Seorang mantan penasihat bank sentral Tiongkok mengatakan negaranya memiliki “terlalu banyak” surat utang AS, meskipun kepemilikannya telah dipangkas ke level terendah dalam 14 tahun terakhir.
Komentar Yu Yongding, seorang ekonom yang vokal di Akademi Ilmu Pengetahuan Sosial Tiongkok, muncul ketika semakin banyak akademisi dan penasihat yang secara terbuka mengungkapkan kekhawatiran tentang keamanan aset Tiongkok di luar negeri.
Daripada mengumpulkan dolar AS melalui mesin ekspor besar-besaran dan menginvestasikannya kembali melalui Treasury AS yang imbal hasil rendah, Yu mengatakan penekanan harus dialihkan ke impor karena negara tersebut kini beralih ke sirkulasi domestik – belanja konsumen, konstruksi, dan teknologi yang dikembangkan dalam negeri – untuk masa depan. pertumbuhan.
Pejabat tingkat tinggi membela prospek ekonomi Tiongkok di konferensi
Pejabat tingkat tinggi membela prospek ekonomi Tiongkok di konferensi
Hal ini juga akan “memperlancar” perdagangan negara tersebut dengan Amerika Serikat, katanya dalam diskusi panel pada KTT Bund di Shanghai, Jumat.
Membuang Treasury AS adalah salah satu anak panah yang diperkirakan akan membuat Beijing gemetar jika sanksi keuangan dari Washington menuntut tindakan pembalasan. Penolakan akses ke sistem pesan pembayaran internasional Swift dan dolar AS, adalah beberapa senjata yang diyakini ada di gudang senjata AS.
Tiongkok telah bergabung dengan banyak bank sentral dalam melepas utang pemerintah AS sejak Federal Reserve AS memulai kenaikan suku bunga besar-besaran untuk mengendalikan inflasi pada bulan Maret 2022.
Perusahaan ini mengurangi kepemilikannya sebesar US$13,6 miliar pada bulan Juli menjadi US$821,8 miliar, menjadikannya pemegang saham asing terbesar kedua setelah Jepang.

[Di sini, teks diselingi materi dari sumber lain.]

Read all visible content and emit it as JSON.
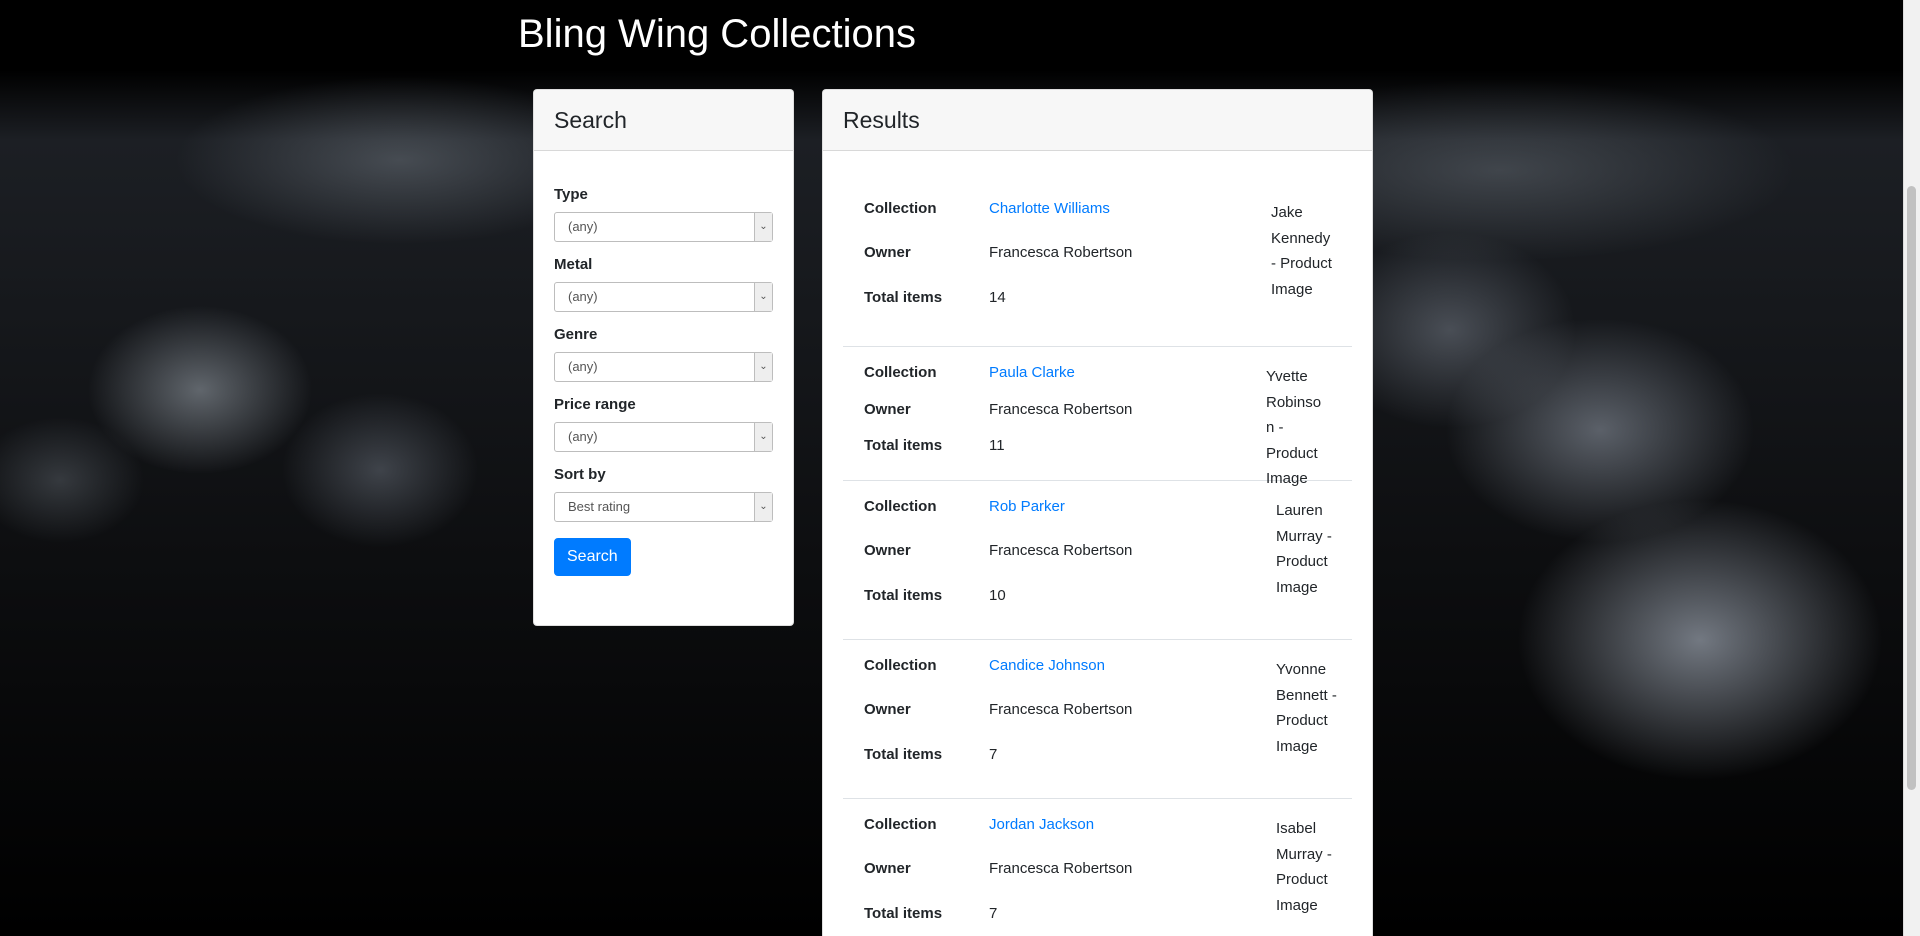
{
  "site": {
    "title": "Bling Wing Collections"
  },
  "search": {
    "header": "Search",
    "fields": [
      {
        "label": "Type",
        "value": "(any)"
      },
      {
        "label": "Metal",
        "value": "(any)"
      },
      {
        "label": "Genre",
        "value": "(any)"
      },
      {
        "label": "Price range",
        "value": "(any)"
      },
      {
        "label": "Sort by",
        "value": "Best rating"
      }
    ],
    "button": "Search"
  },
  "results": {
    "header": "Results",
    "labels": {
      "collection": "Collection",
      "owner": "Owner",
      "total": "Total items"
    },
    "items": [
      {
        "collection": "Charlotte Williams",
        "owner": "Francesca Robertson",
        "total": "14",
        "image_alt": "Jake Kennedy - Product Image"
      },
      {
        "collection": "Paula Clarke",
        "owner": "Francesca Robertson",
        "total": "11",
        "image_alt": "Yvette Robinson - Product Image"
      },
      {
        "collection": "Rob Parker",
        "owner": "Francesca Robertson",
        "total": "10",
        "image_alt": "Lauren Murray - Product Image"
      },
      {
        "collection": "Candice Johnson",
        "owner": "Francesca Robertson",
        "total": "7",
        "image_alt": "Yvonne Bennett - Product Image"
      },
      {
        "collection": "Jordan Jackson",
        "owner": "Francesca Robertson",
        "total": "7",
        "image_alt": "Isabel Murray - Product Image"
      }
    ]
  }
}
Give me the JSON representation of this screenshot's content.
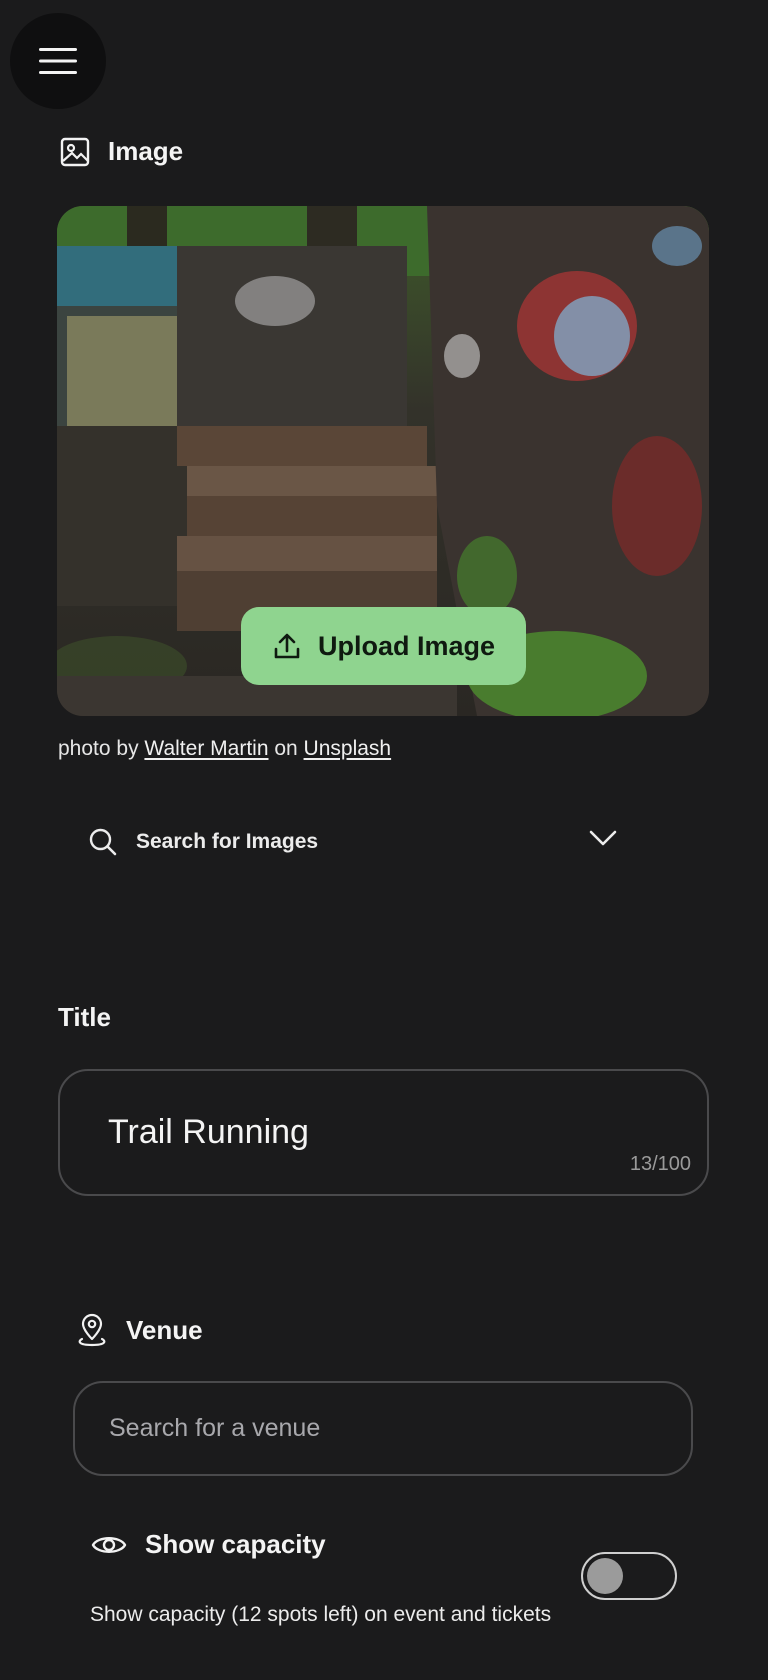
{
  "menu": {
    "icon": "hamburger-menu-icon"
  },
  "image_section": {
    "heading": "Image",
    "icon": "image-icon",
    "upload_label": "Upload Image",
    "credit": {
      "prefix": "photo by",
      "author": "Walter Martin",
      "middle": "on",
      "source": "Unsplash"
    },
    "search_label": "Search for Images"
  },
  "title_section": {
    "label": "Title",
    "value": "Trail Running",
    "counter": "13/100"
  },
  "venue_section": {
    "heading": "Venue",
    "icon": "map-pin-icon",
    "placeholder": "Search for a venue"
  },
  "capacity_section": {
    "heading": "Show capacity",
    "icon": "eye-icon",
    "description": "Show capacity (12 spots left) on event and tickets",
    "toggle_on": false
  },
  "colors": {
    "background": "#1b1b1c",
    "accent_button": "#8fd48f",
    "border": "#4a4a4c"
  }
}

Yu sebelumnya mendesak para pembuat kebijakan untuk menjadikan keamanan aset-aset Tiongkok di luar negeri sebagai sebuah keharusan dalam pengambilan keputusan investasi luar negeri, dan menambahkan bahwa geopolitik telah mempersulit Tiongkok dalam memegang surat utang AS dan keamanan aset-asetnya yang didominasi dolar AS.
Data Administrasi Devisa Negara menunjukkan bahwa pada tahun 2022, surplus transaksi berjalan Tiongkok melonjak 32 persen menjadi US$417,5 miliar. Nilai bersih aset Tiongkok di luar negeri mencapai US$2,53 triliun pada akhir tahun lalu, namun negara tersebut menderita kerugian bersih atas investasi luar negerinya.
Uji coba terhadap yuan terus berlanjut karena The Fed tetap bersikap hawkish – setidaknya satu kali kenaikan suku bunga AS diperkirakan terjadi pada akhir tahun ini meskipun suku bunga tetap tidak berubah pada minggu ini – dibandingkan dengan penurunan suku bunga yang dilakukan Beijing untuk membantu perekonomian negara tersebut yang sedang melemah.
Wang Yimin, wakil presiden Pusat Pertukaran Ekonomi Internasional Tiongkok, yang kini duduk di komite kebijakan moneter Bank Rakyat Tiongkok, mengatakan Tiongkok telah menjunjung otonomi kebijakan dan bertahan terhadap tekanan dari Amerika Serikat yang menaikkan suku bunga sebesar 525 basis poin.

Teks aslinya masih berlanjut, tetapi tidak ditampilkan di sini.